Huffman encoding will perform best when the distribution of symbols of an alphabet that the string to be encoded uses is dyadic.

Given an arbitrary bit string S, how can we find the best alphabet for encoding? Suppose S is an ASCII file. Then given the regularity of 1-byte characters that such files exhibit, we would expect that an optimal, or at least pretty good, alphabet should contain, say, 8-bit or 16-bit words (which we then build codes for after constructing the Huffman tree).

Is there an algorithm for finding the optimal word width (assume we use constant-length words).

I would guess that to evaluate an alphabet, it would only be fair if we considered the costs of storing the actual encoding as well. This addresses the case where the alphabet is just one symbol - the entire original string. Technically the message would just be one bit, but the the encoding tree that's stored would have to indicate that the one bit used is a code for the original string, so we've just increased our message by two bits trivially!

(Constant-length encoding information such as width size, encoding table size, etc., need not be considered for the comparisons, of course).

Answer 1

The size required to store the Huffman code table scales like the number of codewords. We expect the number of unique $k$-letter words to be exponential in $k$, in fact roughly $2^{kH}$, where $H$ in the source entropy, though since the file is not infinite, for large $k$ we will actually see less. Still, this suggests that for logarithmically large $k$, most of the $k$-letter strings will be almost unique, and so the overall compression for such a $k$ would typically be quite small. In view of that, you can just try several values of $k$, and choose the best one. After you do some such experiments, you can formulate and perhaps prove a hypothesis as to the optimal value of $k$ in different situations.

Answer 2

I'm having trouble answering your question for two reasons. First, the entropy changes as you change the alphabet, so the "best" alphabet depends on the correlations between characters in the class of strings that you are trying to encode, not just the "dyadicness". (This is the problem with the notion of entropy: it depends on your model of what you know about the method by which a string was generated, it is not a fundamental property of a string.) So I can't think of an algorithm that would do better than "try every character length and see which one ends up with the best result."

Second it's not clear (to me) why you are trying to choose an alphabet that gets closest to having a "dyadic" probability distribution (I had to look that term up), when in practice the main reason that people use Huffman coding is that there is an adaptive version (i.e., one that doesn't need to store the encoding,) which is "good enough", not because it is optimal.
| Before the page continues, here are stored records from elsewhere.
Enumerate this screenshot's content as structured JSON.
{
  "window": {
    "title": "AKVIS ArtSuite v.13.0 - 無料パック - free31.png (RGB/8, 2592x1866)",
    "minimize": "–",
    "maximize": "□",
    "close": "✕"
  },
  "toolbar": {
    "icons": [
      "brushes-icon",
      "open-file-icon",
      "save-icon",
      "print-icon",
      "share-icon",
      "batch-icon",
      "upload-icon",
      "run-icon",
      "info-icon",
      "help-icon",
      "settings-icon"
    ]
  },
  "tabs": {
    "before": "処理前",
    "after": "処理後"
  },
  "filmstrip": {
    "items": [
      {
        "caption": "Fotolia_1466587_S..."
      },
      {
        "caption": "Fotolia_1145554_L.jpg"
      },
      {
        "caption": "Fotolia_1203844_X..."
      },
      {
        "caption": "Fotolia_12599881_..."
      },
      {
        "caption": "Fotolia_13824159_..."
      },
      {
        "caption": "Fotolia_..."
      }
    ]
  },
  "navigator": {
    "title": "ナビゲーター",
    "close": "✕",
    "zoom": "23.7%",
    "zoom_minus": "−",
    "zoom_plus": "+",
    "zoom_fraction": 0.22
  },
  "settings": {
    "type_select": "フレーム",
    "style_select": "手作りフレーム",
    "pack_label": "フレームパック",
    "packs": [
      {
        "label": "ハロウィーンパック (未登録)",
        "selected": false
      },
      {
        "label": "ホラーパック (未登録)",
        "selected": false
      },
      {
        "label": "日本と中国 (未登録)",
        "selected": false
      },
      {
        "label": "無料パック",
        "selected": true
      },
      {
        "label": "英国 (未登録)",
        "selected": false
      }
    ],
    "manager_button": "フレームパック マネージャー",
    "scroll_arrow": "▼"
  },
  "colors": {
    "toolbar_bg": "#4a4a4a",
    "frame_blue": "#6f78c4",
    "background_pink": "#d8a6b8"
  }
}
In practice (for example in the old Unix pack utility, or in the Huffman coding done at the end of MPEG encoding), the input alphabet size is chosen to be some "natural" size (bytes if you are encoding Unix files in the 1980s, some much larger alphabet if you know you are encoding Unicode).

If you want a non-adaptive encoding with a fixed-width alphabet (given that you are unaware that there should be any correlation between symbols) then you should use arithmetic coding, which gets closer to optimal for non-dyadic distributions.

If you have reason to believe that there are correlations between nearby characters then you might use something like PPM, and if you believe that there are likely to be repeated substrings (but not necessarily nearby) you might use some some kind of Lempel-Ziv compression. (Various kinds of Lempel-Ziv are used by Unix's gzip and compress).